Overview of GCP resources used by CDP
The following Google Cloud resources are used by CDP and CDP services.
GCP resources created for a CDP environment
When a CDP environment is created, a FreeIPA cluster and a Data Lake cluster are created.
The following Google Cloud resources are created for FreeIPA (one per environment):
Resource | Description |
---|---|
Service account for credential | To allow CDP to access and provision resources in your Google Cloud project, you must create a service account in your Google Cloud project, assign required roles, and generate a JSON access key that can later be provided to CDP. |
VPC network and subnets | During environment creation you provide your own existing VPC network and subnets.
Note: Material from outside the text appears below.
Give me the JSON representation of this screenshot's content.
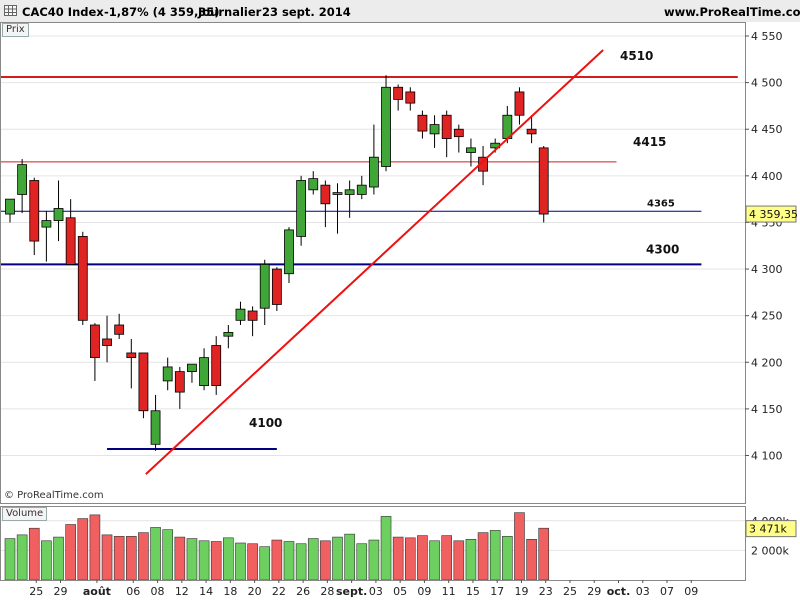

All compute resources that CDP provisions for the environment and CDP services are provisioned into the VPC network specified during environment creation. |
Firewall rules | Firewall rules define inbound and outbound access to the instances. If during environment creation you choose to have new firewall rules created, then they are created on your GCP account. Alternatively, you can provide your own existing firewall rules. |
VM instances | During environment creation, two or three e2-standard-2 VM
instances are provisioned for the FreeIPA HA server. The number of VMs depends on the
selected Data Lake type. |
OS disk | An OS disk is provisioned for the FreeIPA VM. |
Attached disk | An attached disk (pd-standard) is provisioned for each VM. |
Public IP address (if required) | If you choose to use public IPs, your VM is assigned a public IP address. |
GCS bucket for storing operating system images | By default, CDP creates a storage bucket that is used solely for storing operating
system images. If required, you can optionally pre-create this account and copy the required images. |
In addition, the following resources are created for each Data Lake (one per environment):
Resource | Description |
---|---|
VM instances | VM instances are provisioned for the Data Lake nodes.
|
Attached disk | An attached disk (pd-standard ) is provisioned for each
VM. |
OS disk | An OS disk is provisioned for each VM. |
PostgreSQL database | A custom PostgreSQL database instance (100GB SSD, 2vCPU, 13 GB RAM) is provisioned for the Data Lake. This databse instance is used for Cloudera Manager, Ranger, and Hive MetaStore. |
Firewall rules | Firewall rules define inbound and outbound access to VM instances. If during environment creation you choose to have new firewall rules created, then they are created on your GCP project. |
Google storage buckets | The existing Google Storage bucket that you provide during environment creation for the Data Lake is used for Data Lake log storage and workload data storage. |
Service accounts | Prior to registering your environment in CDP, during Google storage setup, you should create service accounts and assign roles to them as instructed in CDP documentation. |
Public IP address (if required) | If you choose to use public IPs, your VM is assigned a public IP address. |
GCP resources created for Data Hub
The following Google Cloud resources are created for each Data Hub cluster:
Resource | Description |
---|---|
VM instances and attached storage | A VM is created for each cluster node. The VM type varies depending on what you selected during Data Hub cluster creation. For a list of supported VM types, refer to Cloudera Data Platform (CDP) Public Cloud service rates. |
Firewall rules | Firewall rules define inbound and outbound access to VM instances. If during environment creation you choose to have new firewall rules created, then they are created on your GCP project. |
OS disk | An OS disk is provisioned for each VM. |
Attached disk | An attached disk (pd-standard) is provisioned for each VM, as specified during Data Hub cluster creation. The disk size is selected during cluster creation. |
Public IP address (if required) | If you choose to use public IPs, each of the VMs is assigned a public IP address. |